Problem:

The client reported that they had deployed a billing system for one of their customers, which uses PostgreSQL 15 within a high availability cluster managed by Patroni. As the system entered production, the customer requested that sensitive data within the database tables (such as names, addresses, phone numbers, and card information) be encrypted or masked.
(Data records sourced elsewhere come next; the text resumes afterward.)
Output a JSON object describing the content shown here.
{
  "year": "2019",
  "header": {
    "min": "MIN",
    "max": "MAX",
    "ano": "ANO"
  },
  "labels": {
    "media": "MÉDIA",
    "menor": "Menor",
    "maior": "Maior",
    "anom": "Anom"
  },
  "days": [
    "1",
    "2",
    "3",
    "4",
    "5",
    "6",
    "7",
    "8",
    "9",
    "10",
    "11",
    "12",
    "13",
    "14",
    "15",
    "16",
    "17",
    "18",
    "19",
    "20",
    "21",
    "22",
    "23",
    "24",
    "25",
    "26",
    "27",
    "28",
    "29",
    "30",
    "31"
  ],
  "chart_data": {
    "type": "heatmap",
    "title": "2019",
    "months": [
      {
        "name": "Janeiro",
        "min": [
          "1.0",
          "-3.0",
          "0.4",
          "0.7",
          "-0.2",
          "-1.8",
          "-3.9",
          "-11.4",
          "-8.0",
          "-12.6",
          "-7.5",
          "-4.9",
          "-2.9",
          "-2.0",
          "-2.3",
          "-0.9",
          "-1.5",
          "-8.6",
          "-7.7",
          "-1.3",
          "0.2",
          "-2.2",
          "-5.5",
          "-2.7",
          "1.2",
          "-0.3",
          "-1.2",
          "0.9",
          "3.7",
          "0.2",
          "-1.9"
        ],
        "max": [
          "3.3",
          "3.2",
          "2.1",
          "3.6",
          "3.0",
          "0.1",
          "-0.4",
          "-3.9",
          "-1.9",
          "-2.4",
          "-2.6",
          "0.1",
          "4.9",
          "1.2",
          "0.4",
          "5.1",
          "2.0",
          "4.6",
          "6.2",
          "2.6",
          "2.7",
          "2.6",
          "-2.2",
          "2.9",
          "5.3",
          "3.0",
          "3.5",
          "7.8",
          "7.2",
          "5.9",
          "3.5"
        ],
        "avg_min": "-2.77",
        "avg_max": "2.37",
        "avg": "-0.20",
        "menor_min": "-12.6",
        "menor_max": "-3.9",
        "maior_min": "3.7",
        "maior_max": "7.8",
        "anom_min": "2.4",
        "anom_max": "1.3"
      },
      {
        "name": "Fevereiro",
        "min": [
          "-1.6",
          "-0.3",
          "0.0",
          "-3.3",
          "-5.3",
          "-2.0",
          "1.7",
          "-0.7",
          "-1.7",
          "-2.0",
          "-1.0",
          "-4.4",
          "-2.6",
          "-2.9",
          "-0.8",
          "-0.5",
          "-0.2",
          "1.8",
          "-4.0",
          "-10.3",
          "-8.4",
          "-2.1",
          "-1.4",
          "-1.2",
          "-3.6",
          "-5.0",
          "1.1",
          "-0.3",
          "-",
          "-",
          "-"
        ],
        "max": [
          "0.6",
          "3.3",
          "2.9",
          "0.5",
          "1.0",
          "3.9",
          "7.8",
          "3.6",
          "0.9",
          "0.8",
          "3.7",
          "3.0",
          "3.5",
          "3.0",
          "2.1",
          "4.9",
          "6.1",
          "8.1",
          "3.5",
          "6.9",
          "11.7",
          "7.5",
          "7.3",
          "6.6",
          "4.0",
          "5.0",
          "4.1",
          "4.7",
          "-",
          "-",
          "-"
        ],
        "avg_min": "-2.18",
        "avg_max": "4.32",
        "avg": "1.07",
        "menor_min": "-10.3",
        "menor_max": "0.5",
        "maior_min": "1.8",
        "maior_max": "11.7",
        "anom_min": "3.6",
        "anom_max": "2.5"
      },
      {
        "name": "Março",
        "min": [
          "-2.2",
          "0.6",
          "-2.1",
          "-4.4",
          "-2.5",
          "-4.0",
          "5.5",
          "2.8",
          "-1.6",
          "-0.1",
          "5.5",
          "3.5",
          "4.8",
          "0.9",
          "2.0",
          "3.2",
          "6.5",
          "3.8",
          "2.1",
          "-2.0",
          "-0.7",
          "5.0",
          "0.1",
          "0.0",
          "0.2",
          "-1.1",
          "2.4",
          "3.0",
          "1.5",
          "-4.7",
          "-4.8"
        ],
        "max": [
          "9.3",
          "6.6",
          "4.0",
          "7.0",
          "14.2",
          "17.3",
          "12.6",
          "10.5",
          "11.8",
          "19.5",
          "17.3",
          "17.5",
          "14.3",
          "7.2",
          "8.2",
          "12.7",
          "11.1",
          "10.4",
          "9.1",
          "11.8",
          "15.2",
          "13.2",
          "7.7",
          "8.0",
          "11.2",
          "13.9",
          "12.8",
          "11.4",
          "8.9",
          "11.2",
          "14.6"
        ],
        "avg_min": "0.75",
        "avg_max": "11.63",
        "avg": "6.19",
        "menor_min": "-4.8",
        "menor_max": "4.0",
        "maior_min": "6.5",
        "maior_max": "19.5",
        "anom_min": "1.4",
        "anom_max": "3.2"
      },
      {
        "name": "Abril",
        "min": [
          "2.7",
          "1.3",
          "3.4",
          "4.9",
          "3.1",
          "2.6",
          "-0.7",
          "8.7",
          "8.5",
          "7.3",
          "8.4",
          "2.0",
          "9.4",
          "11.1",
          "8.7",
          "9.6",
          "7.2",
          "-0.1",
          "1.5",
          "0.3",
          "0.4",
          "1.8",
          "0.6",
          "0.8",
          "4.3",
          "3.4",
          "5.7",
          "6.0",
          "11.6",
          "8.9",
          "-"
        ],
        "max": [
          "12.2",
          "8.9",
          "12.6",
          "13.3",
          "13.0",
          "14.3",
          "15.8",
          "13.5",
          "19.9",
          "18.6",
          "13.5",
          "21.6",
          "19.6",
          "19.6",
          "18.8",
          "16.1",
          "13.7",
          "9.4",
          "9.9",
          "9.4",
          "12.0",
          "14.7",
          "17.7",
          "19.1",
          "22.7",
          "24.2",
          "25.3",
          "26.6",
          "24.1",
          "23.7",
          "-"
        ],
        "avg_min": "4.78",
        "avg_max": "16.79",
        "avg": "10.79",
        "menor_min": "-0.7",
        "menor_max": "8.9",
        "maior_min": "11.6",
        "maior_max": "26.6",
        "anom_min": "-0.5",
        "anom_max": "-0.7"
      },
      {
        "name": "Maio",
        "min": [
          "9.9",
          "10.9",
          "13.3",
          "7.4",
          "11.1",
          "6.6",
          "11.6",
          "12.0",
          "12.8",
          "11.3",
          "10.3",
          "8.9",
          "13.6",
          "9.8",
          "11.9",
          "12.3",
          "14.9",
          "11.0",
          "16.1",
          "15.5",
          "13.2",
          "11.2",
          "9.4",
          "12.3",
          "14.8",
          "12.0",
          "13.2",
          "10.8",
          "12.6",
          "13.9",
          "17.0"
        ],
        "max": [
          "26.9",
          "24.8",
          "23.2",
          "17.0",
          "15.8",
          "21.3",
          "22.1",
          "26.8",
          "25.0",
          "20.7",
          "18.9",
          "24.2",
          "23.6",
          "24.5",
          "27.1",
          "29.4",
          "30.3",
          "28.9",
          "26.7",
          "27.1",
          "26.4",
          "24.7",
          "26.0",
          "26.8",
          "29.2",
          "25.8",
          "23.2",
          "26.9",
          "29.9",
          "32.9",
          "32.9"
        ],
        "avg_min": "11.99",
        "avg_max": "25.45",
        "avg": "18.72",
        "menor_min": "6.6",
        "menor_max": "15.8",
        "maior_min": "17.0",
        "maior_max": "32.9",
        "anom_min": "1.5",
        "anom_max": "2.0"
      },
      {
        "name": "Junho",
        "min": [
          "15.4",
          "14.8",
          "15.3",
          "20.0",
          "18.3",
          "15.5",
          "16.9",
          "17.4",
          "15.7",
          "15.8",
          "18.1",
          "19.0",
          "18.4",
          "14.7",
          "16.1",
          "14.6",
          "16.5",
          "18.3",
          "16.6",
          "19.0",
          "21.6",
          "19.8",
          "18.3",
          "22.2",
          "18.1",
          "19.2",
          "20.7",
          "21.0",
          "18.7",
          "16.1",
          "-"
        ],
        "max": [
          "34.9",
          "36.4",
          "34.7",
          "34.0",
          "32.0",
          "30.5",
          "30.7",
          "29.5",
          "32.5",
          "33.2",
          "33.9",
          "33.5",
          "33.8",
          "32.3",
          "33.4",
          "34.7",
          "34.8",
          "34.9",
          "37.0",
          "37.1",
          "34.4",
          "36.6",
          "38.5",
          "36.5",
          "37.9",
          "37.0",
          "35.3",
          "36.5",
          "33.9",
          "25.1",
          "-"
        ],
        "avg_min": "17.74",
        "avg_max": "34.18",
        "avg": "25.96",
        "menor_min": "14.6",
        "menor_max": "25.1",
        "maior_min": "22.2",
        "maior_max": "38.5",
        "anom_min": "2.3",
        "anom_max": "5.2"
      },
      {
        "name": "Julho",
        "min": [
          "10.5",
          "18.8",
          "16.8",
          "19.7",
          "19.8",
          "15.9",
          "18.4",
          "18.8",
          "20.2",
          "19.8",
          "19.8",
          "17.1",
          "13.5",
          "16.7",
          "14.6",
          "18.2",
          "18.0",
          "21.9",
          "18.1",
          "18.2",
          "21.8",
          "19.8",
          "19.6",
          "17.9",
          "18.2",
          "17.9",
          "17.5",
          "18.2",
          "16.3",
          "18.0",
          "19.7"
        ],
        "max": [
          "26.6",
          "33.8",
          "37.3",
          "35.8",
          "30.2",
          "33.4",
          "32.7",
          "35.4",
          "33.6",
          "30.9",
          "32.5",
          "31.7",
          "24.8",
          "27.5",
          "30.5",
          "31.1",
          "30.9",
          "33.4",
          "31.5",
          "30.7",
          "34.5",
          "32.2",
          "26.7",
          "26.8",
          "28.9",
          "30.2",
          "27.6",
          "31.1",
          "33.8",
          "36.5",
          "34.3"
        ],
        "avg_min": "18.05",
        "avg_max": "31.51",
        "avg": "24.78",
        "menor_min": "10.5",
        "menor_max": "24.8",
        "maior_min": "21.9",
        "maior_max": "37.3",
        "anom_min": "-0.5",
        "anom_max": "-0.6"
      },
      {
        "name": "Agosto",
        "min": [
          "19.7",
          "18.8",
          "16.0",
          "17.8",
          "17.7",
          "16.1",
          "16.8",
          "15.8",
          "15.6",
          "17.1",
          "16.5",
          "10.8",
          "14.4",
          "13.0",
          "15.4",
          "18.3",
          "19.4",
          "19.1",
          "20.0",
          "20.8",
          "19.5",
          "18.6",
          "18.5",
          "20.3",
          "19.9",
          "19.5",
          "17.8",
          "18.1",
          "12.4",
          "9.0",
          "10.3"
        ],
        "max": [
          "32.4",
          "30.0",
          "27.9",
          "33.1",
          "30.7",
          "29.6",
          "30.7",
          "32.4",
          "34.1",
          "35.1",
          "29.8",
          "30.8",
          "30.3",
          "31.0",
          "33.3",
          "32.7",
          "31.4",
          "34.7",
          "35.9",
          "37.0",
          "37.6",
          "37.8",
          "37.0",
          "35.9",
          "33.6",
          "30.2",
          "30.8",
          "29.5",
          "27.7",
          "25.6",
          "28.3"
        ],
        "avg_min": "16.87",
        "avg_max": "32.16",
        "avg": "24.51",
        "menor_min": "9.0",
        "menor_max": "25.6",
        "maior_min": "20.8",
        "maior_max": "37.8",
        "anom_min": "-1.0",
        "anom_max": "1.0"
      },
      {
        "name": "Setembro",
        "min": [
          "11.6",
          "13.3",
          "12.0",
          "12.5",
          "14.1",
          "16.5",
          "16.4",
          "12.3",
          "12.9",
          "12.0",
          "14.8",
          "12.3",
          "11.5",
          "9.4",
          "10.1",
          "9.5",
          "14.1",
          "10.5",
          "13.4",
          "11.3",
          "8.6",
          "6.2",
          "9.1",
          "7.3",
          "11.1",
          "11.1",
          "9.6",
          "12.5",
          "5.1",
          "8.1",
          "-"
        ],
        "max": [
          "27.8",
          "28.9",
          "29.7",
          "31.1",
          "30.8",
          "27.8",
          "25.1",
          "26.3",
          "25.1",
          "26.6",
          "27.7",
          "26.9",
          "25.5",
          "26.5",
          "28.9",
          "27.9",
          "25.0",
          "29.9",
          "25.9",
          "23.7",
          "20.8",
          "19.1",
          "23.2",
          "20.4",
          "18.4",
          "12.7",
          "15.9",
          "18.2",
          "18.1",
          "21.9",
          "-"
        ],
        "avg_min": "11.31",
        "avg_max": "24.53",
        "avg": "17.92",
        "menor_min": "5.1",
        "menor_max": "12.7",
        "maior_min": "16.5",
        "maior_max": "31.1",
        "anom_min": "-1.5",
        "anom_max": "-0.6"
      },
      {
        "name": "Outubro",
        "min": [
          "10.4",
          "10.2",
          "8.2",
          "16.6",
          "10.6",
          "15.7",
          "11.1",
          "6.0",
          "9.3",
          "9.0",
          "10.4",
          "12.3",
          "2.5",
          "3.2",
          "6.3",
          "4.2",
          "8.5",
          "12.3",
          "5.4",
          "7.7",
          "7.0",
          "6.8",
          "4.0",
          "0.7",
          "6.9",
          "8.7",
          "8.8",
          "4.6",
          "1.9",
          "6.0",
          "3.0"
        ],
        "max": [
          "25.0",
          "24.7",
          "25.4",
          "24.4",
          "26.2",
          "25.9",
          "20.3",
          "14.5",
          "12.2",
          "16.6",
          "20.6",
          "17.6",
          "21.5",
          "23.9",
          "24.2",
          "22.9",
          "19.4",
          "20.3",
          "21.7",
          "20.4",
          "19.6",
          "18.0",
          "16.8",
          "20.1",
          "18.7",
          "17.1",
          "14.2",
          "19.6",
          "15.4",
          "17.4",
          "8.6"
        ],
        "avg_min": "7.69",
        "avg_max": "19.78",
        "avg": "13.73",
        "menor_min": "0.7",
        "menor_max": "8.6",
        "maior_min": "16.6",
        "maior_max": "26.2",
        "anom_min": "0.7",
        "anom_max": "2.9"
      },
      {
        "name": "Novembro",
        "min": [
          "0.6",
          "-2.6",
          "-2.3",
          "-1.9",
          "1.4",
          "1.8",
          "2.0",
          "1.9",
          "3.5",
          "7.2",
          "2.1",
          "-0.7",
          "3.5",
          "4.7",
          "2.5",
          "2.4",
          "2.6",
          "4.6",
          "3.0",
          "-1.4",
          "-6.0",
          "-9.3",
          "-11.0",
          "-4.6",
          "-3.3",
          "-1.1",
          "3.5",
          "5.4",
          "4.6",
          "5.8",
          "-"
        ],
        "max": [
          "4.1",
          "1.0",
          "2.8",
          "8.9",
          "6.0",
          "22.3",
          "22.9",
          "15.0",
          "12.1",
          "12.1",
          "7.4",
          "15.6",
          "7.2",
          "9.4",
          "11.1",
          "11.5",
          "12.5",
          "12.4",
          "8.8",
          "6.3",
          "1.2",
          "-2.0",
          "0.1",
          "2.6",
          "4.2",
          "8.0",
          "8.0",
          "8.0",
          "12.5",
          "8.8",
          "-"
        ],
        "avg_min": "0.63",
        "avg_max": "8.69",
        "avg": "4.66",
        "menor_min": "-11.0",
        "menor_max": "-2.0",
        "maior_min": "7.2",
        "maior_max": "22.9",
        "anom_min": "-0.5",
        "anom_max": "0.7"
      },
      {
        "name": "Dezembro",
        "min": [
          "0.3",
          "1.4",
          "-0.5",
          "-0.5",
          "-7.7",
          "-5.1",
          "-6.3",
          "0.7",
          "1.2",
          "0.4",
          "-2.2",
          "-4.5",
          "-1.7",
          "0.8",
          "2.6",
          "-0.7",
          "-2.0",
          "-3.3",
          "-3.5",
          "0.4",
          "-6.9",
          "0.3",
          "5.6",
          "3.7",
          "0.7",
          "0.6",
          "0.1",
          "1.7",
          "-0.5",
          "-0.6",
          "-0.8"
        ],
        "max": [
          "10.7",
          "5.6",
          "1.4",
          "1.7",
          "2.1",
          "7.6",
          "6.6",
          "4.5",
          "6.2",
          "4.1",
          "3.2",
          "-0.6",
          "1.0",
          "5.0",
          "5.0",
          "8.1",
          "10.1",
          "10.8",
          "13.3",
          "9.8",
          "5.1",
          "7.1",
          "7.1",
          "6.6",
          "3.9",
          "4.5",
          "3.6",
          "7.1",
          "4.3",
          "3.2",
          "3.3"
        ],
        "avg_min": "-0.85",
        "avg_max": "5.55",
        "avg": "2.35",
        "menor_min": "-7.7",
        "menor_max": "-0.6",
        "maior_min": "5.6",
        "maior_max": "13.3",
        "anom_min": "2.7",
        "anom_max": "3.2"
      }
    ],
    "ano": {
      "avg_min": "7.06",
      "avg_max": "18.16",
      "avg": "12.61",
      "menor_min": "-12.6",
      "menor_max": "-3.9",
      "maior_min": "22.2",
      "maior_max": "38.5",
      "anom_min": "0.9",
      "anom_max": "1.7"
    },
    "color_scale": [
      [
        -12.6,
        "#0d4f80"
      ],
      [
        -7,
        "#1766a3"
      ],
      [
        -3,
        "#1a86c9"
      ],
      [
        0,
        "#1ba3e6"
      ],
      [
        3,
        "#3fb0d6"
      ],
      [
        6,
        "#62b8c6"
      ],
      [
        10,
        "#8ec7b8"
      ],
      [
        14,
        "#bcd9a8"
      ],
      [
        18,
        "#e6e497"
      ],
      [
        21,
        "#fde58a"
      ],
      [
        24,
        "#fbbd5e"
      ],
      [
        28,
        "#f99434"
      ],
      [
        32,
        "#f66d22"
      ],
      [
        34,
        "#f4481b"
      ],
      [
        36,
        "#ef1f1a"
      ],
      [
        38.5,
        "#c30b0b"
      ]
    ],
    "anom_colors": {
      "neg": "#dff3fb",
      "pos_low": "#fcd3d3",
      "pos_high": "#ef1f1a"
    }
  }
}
The client emphasized the need to continue deployments in production and expressed openness to using PostgreSQL-native tools or third-party applications to achieve this.

Process:

The expert reviewed the requirements and outlined the key objectives:

  • Encrypt or mask sensitive data in production.
  • Ensure data security at rest and during use.
  • Control access based on roles.
  • Use PostgreSQL-native or third-party tools depending on suitability.

Based on this, the expert proposed a dual-strategy approach, including both native PostgreSQL features and optional third-party tools.

Solution:

1. PostgreSQL Native Options

Column-Level Encryption using pgcrypto
  • Data is encrypted at the field level with the pgcrypto extension.
  • Example SQL commands were provided for both encryption and decryption.
  • Pros: Native integration, no external dependencies.
  • Cons: Requires query-level code changes; manual key management.
Data Masking via Role-Based Views
  • Custom views that display either cleartext or masked values depending on user roles.
  • Pros: Easy to implement, leverages PostgreSQL’s access control.
  • Cons: Does not provide true encryption; relies on access restrictions.

2. Third-Party Tools (Optional Enhancements)

  • Enterprise tools such as Thales, Protegrity for more advanced encryption, masking, audit logging, and policy enforcement.
  • Open-source tool PgMask, which provides dynamic masking using a proxy approach and config-driven rules.

Best Practice Recommendations and Action Plan

  • Enable pgcrypto and encrypt critical fields.
  • Create masked views for non-privileged users.
  • Restrict direct table access with appropriate privileges.
  • Store encryption keys securely outside the database (e.g., with Vault).
  • Implement audit logging (e.g., using pgAudit).
  • Define and document roles, masking rules, and key management procedures.

Conclusion:

The solution effectively addresses the client’s request for securing sensitive data in production by balancing native PostgreSQL capabilities with potential third-party enhancements. It allows flexibility in access control, ensures compliance with data protection requirements, and minimizes disruption to ongoing deployments. This hybrid approach is ideal because it leverages PostgreSQL’s built-in tools for fast implementation while leaving room for enterprise-level scalability and security if needed.